A final count from the three-month campaign to remove weapons from the streets came with debate over gun reform rampant in the United States after a mass school shooting in Florida.
Australia’s strict gun laws, enacted after a 1996 mass shooting that killed 35 people, are often held up by safety activists as a model for the US to follow. The country has had no mass shootings since.
The first national amnesty since Martin Bryant went on the rampage armed with semi-automatic weapons at the historic Tasmanian colonial convict site of Port Arthur 22 years ago netted 57,324 firearms.
Running from July 1 to September 30 last year, almost 2,500 of them were fully-automatic and semi-automatic.
Law Enforcement Minister Angus Taylor said it was a great example of what could be achieved “when governments and the Australian public work together to make our communities safer”.
“Taking these unregistered firearms off the streets means they will not fall into the hands of criminals, who might use them to endanger the lives of innocent Australians,” he said.
“The government is committed to removing illegal firearms from our community and tackling gun-related crime.

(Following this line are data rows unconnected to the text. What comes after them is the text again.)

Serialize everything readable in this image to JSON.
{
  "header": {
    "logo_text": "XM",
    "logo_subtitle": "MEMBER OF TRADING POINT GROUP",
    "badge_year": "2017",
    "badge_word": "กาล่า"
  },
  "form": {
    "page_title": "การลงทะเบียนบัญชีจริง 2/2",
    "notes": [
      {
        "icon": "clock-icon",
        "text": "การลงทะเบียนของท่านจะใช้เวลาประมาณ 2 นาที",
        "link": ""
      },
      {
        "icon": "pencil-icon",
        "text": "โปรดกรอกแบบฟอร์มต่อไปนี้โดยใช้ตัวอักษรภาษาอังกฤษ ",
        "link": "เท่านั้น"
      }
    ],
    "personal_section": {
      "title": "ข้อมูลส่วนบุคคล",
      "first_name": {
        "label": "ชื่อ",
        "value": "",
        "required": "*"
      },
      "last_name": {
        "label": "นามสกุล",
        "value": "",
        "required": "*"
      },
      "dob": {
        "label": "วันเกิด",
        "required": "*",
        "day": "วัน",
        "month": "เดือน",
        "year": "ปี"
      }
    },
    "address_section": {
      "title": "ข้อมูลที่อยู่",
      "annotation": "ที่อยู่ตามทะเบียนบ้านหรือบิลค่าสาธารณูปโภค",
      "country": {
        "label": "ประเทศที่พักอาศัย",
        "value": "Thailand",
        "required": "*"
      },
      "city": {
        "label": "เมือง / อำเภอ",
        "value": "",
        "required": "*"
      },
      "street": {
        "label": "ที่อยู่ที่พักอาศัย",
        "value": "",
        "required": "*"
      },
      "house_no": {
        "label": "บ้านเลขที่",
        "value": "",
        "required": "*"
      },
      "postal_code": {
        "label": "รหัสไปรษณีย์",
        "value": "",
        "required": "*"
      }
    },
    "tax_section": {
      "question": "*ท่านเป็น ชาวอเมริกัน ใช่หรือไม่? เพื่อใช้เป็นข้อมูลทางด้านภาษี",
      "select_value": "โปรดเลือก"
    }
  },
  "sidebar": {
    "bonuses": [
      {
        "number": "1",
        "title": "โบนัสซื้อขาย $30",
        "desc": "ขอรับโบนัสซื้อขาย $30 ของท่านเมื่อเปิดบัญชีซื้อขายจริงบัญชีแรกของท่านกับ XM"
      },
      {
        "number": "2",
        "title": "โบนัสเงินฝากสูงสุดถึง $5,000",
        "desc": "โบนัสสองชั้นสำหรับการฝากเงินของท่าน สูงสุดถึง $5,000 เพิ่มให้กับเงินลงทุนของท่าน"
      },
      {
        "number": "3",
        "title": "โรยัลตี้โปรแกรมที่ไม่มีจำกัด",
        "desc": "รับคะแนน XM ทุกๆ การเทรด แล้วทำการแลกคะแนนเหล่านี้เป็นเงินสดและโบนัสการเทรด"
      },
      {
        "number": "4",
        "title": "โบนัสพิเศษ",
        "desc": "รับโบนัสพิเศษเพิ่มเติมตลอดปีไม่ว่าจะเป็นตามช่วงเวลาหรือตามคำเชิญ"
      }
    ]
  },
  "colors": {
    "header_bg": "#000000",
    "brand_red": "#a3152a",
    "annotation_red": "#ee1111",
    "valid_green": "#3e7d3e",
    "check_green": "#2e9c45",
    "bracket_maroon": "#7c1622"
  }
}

“The next step of our ambitious agenda is passing our legislation that cracks down on gun trafficking.”
Among more unusual items handed in was a sten machine gun, best known for their use by British forces during World War II, and a small French Garter gun.
A rocket launcher, which the owner said was found at a local tip, was also handed over.
Ahead of the amnesty, which was prompted by fears of terrorism and an influx of illegal guns that saw a spate of gangland shootings, the government said it believed there were as many as 260,000 illicit weapons on the streets.
People were allowed to hand in unregistered or unwanted firearms with no questions asked. Outside this, they face fines of up to Aus$280,000 (US$212,000) or 14 years in jail for illegal gun possession.
All guns in Australia must be registered, although many arrive illegally from overseas through organised syndicates.